A multivariable model focused solely on people with HIV determined that each year with a CD4+ count below 200 cells/mm3 raised the odds of being in a higher frailty category 14% (OR 1.14/year, 95% CI 1.00 to 1.30, P = .04). Each year of protease inhibitor therapy raised the odds of being in a higher frailty category 5% (OR 1.05/year, 95% CI 1.01 to 1.10, P = .01). Depressive symptoms were independently associated with a higher frailty category, but markers of inflammation and immune activation were not linked to worse frailty.
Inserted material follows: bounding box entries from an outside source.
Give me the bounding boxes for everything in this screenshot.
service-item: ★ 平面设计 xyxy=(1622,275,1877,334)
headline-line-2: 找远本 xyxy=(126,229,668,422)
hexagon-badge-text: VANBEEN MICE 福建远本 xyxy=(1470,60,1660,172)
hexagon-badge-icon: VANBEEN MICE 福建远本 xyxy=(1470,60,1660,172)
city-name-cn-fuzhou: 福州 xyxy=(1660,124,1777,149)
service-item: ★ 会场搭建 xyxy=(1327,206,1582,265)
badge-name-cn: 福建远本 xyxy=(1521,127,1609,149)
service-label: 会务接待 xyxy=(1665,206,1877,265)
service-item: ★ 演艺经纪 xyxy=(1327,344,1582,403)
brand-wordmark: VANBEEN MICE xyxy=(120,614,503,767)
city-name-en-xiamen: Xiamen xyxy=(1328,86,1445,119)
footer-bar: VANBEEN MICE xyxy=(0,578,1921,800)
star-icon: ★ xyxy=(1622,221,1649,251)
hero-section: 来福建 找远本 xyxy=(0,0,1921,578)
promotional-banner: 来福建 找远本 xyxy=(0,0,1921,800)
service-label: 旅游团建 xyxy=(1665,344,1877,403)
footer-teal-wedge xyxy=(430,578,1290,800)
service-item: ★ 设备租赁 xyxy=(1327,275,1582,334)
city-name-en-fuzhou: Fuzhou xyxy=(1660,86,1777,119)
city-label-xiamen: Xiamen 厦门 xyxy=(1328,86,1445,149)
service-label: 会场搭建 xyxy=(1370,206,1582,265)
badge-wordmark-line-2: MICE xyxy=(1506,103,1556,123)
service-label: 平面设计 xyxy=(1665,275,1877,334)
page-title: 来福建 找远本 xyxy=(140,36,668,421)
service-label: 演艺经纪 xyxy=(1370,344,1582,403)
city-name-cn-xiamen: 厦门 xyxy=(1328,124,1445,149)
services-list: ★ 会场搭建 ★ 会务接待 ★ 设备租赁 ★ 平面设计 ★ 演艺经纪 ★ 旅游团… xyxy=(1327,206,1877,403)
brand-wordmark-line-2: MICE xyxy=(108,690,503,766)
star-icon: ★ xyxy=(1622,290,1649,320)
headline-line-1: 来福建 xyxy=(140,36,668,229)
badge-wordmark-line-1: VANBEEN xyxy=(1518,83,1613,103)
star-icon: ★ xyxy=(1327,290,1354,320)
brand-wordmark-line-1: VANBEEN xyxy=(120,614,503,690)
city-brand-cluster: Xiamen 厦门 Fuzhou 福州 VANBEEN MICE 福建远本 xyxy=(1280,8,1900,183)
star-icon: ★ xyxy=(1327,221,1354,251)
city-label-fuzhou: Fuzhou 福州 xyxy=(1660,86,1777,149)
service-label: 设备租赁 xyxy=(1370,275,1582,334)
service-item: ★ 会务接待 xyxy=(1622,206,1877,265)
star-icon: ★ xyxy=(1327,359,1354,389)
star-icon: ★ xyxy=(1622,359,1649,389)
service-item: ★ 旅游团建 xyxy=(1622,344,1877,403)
The authors note that the impact of higher waist-to-hip ratio in mediating the impact of HIV on frailty suggests that both abdominal obesity and lean hips (due to lipoatrophy or sarcopenia) "may contribute to the development of frailty in the context of treated HIV infection." At the same time, BMI below 20 kg/m2 was independently associated with a higher frailty category in people with HIV (but not in HIV-negative controls). The AGEhIV team suggests that low BMI "may be a persistent consequence of advanced HIV-disease and related weight loss." The investigators observe that depression may be either a cause or a consequence of frailty. They propose that frailty results from advanced HIV disease (marked by a low CD4+ count and low BMI), which might be avoided by starting antiretroviral therapy earlier.